The Merrimack Valley Workforce Investment Board runs the two Valley Works Career Centers. The board’s 39 members decide how best to train workers to fit the region’s available jobs.

“It could make the funding streams more difficult in terms of how you would allocate money because right now it comes down in separate money and we service people through separate categories,” said Arthur Chilingirian, executive director of the

Department of Training and Development, the regional entity that administers the board’s funds.

“My sense of it is that the president thinks that by going to a block grant, you cut administrative costs and you bring more training into the programs,” Chilingirian said. “But I’m not sure how that’s going to work.”

It has been the lack of funds, rather than the structure of the program, that remains the largest obstacle in helping customers of the center, he said. The board receives 84 percent of its money from the federal government and, including emergency grants to assist workers dislocated by major closings such as Lucent’s local plant, the budget has decreased over the last four years.

“We’re not sure at the local level how it will impact,” Chilingirian said. “But there definitely could be a change in the way the funding stream would be. If it comes block granted it’s definitely going to change the way business would be done.”

The region faces a range of workforce problems, said Shaw Rosen, executive director of the Merrimack Valley Workforce Investment Board. Those problems reflect the local economic conditions, she said, such as bringing in first-time workers and youths who need assistance in developing skills to re-employing workers laid off because of recent closings.

The centers’ programs are focused on preparing workers for available jobs in the region, she said, and that task is often a challenge since no single worker faces exactly the same circumstances.

Methuen natives Robert Pomerleau, 58, and his wife, Mary Pomerleau, 53, faced the challenge of re-entering the workforce after being laid off when Lucent closed its plant in North Andover in 2002.

Robert Pomerleau had been an employee there for five years, having spent 18 months as a consultant before being hired. His wife had been at Lucent for 32 years.

“I was providing PC support to about 700 Bell labs employees before I left,” said Robert, who now works as an instructor at Northern Essex Community College and has a small consulting business.

“The psychological support was as important as anything I received,” he said of his re-training experience.

At the center, the Pomerleaus attended workshops and went through mock interviews. They were both certified in Microsoft Office, which Robert now teaches. Mary also was certified in medical terminology. She ultimately found a job at a CPA firm in North Andover by answering a newspaper advertisement.

“It’s kind of scary getting back out into the market when you have not had to look for a job for 30 years,” she said. “Seeing other people who are in the same situation as you kind of helps also. You don’t feel like you are all by yourself.”

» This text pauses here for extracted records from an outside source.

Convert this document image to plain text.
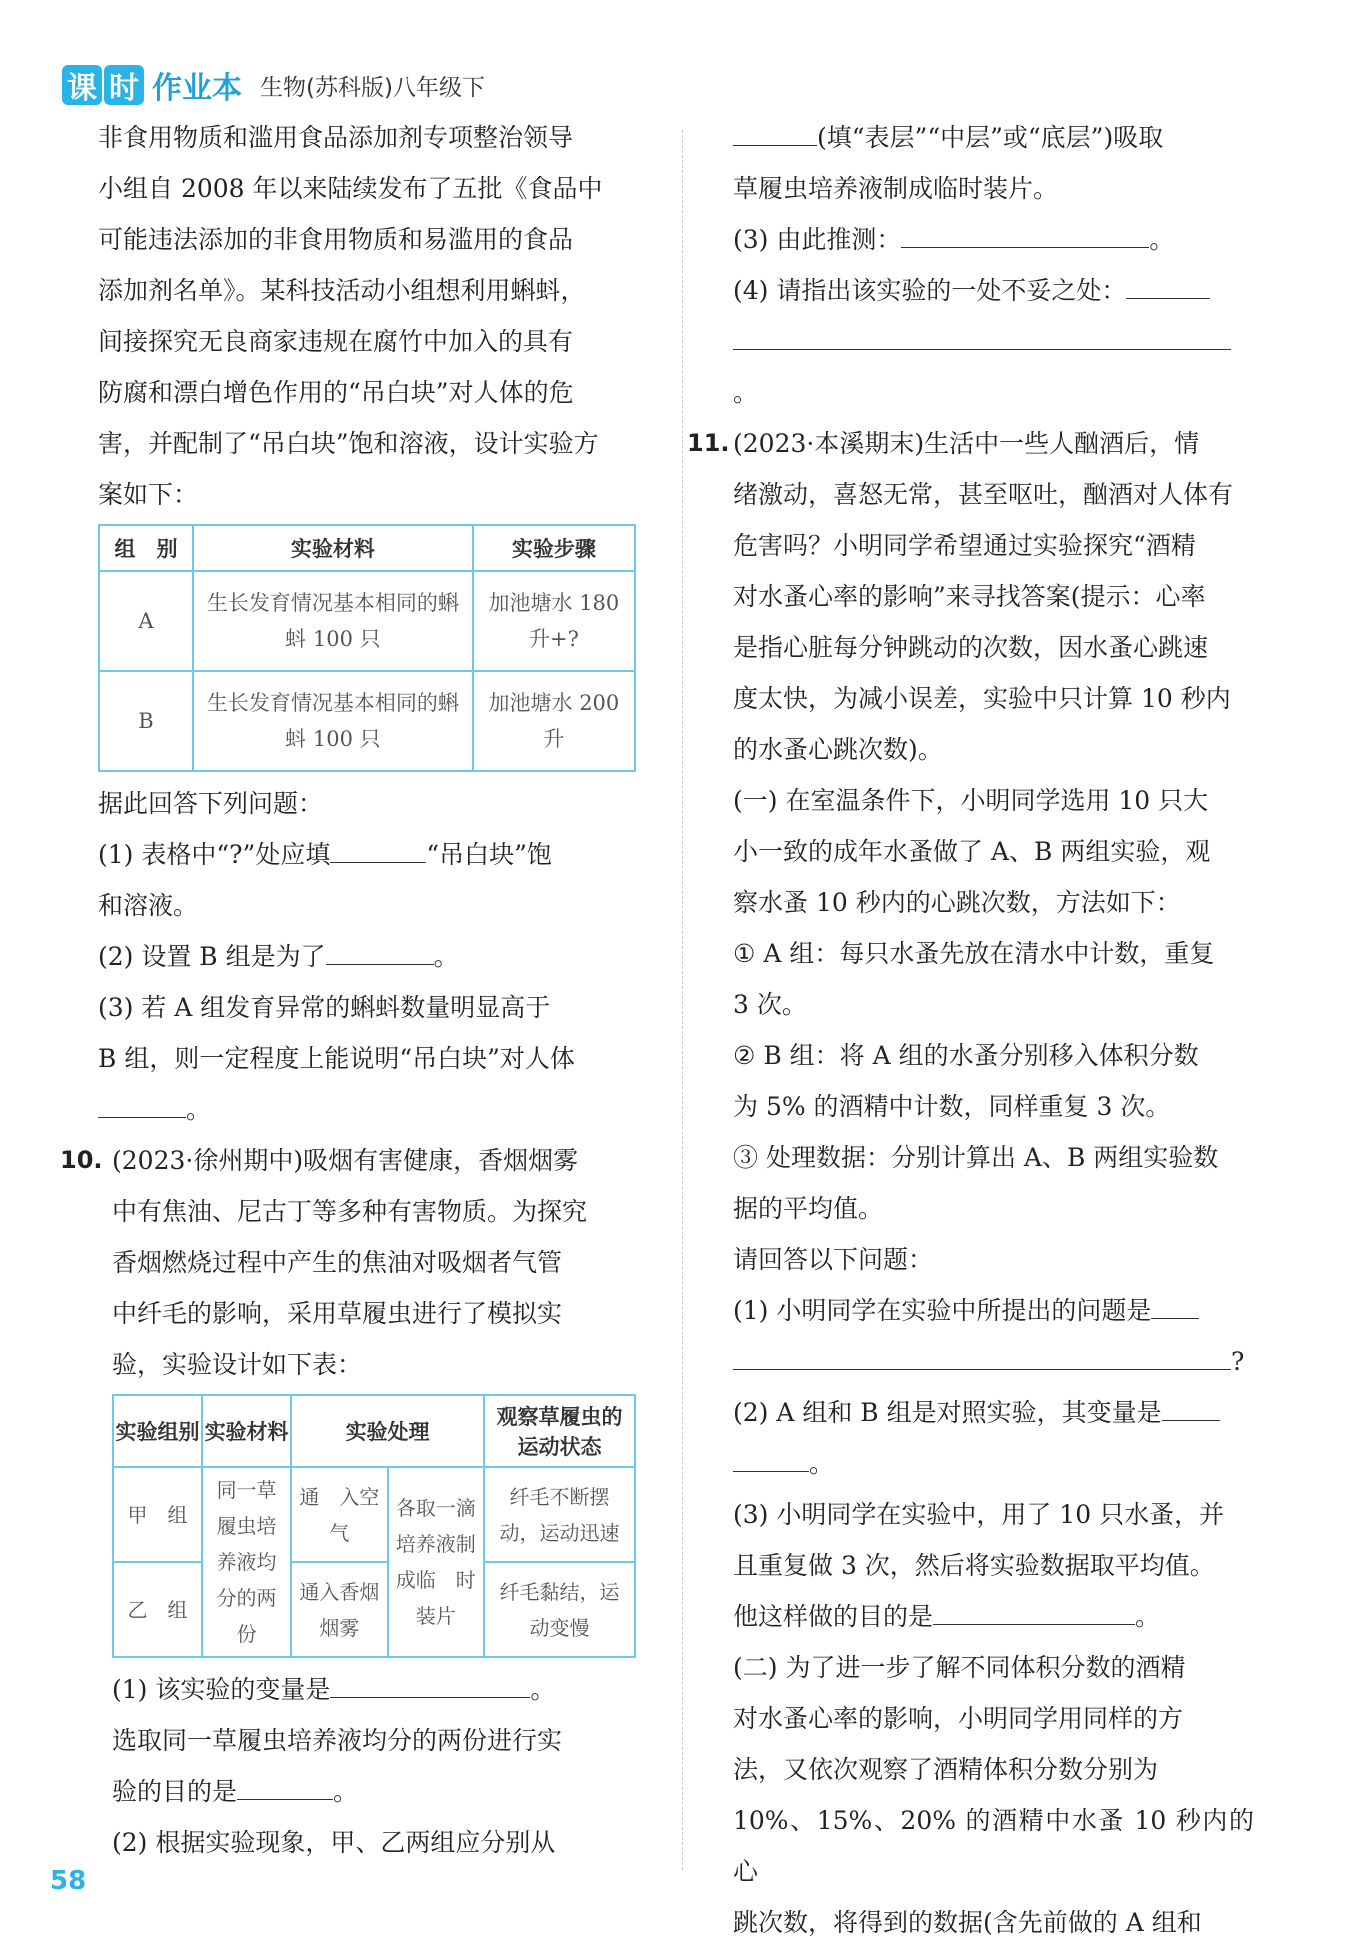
课 时 作业本 生物(苏科版)八年级下

非食用物质和滥用食品添加剂专项整治领导

小组自 2008 年以来陆续发布了五批《食品中

可能违法添加的非食用物质和易滥用的食品

添加剂名单》。某科技活动小组想利用蝌蚪，

间接探究无良商家违规在腐竹中加入的具有

防腐和漂白增色作用的“吊白块”对人体的危

害，并配制了“吊白块”饱和溶液，设计实验方

案如下：

组　别	实验材料	实验步骤
A	生长发育情况基本相同的蝌蚪 100 只	加池塘水 180 升+?
B	生长发育情况基本相同的蝌蚪 100 只	加池塘水 200 升

据此回答下列问题：

(1) 表格中“?”处应填	“吊白块”饱

和溶液。

(2) 设置 B 组是为了	。

(3) 若 A 组发育异常的蝌蚪数量明显高于

B 组，则一定程度上能说明“吊白块”对人体

。

10. (2023·徐州期中)吸烟有害健康，香烟烟雾

中有焦油、尼古丁等多种有害物质。为探究

香烟燃烧过程中产生的焦油对吸烟者气管

中纤毛的影响，采用草履虫进行了模拟实

验，实验设计如下表：

实验组别	实验材料	实验处理		观察草履虫的运动状态
甲　组	同一草履虫培养液均分的两份	通　入空气	各取一滴培养液制成临　时装片	纤毛不断摆动，运动迅速
乙　组		通入香烟烟雾		纤毛黏结，运动变慢

(1) 该实验的变量是	。

选取同一草履虫培养液均分的两份进行实

验的目的是	。

(2) 根据实验现象，甲、乙两组应分别从

(填“表层”“中层”或“底层”)吸取

草履虫培养液制成临时装片。

(3) 由此推测：	。

(4) 请指出该实验的一处不妥之处：

。

11. (2023·本溪期末)生活中一些人酗酒后，情

绪激动，喜怒无常，甚至呕吐，酗酒对人体有

危害吗？小明同学希望通过实验探究“酒精

对水蚤心率的影响”来寻找答案(提示：心率

是指心脏每分钟跳动的次数，因水蚤心跳速

度太快，为减小误差，实验中只计算 10 秒内

的水蚤心跳次数)。

(一) 在室温条件下，小明同学选用 10 只大

小一致的成年水蚤做了 A、B 两组实验，观

察水蚤 10 秒内的心跳次数，方法如下：

① A 组：每只水蚤先放在清水中计数，重复

3 次。

② B 组：将 A 组的水蚤分别移入体积分数

为 5% 的酒精中计数，同样重复 3 次。

③ 处理数据：分别计算出 A、B 两组实验数

据的平均值。

请回答以下问题：

(1) 小明同学在实验中所提出的问题是

?

(2) A 组和 B 组是对照实验，其变量是

。

(3) 小明同学在实验中，用了 10 只水蚤，并

且重复做 3 次，然后将实验数据取平均值。

他这样做的目的是	。

(二) 为了进一步了解不同体积分数的酒精

对水蚤心率的影响，小明同学用同样的方

法，又依次观察了酒精体积分数分别为

10%、15%、20% 的酒精中水蚤 10 秒内的心

跳次数，将得到的数据(含先前做的 A 组和

58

Although it is too early to tell what impact consolidation of the three funding streams might have on regional entities, planners are concerned that it could diminish local control

“That’s where the rubber hits the road, and we need flexibility to meet the local needs,” the National Association of Workforce Boards’ Powers said. “Nobody goes to the statehouse looking for work and nobody goes to the statehouse to hire.”

“It certainly will depend on the governor,” Rosen said. “Economic development happens locally. The importance of preserving the role of a regional board is very important.”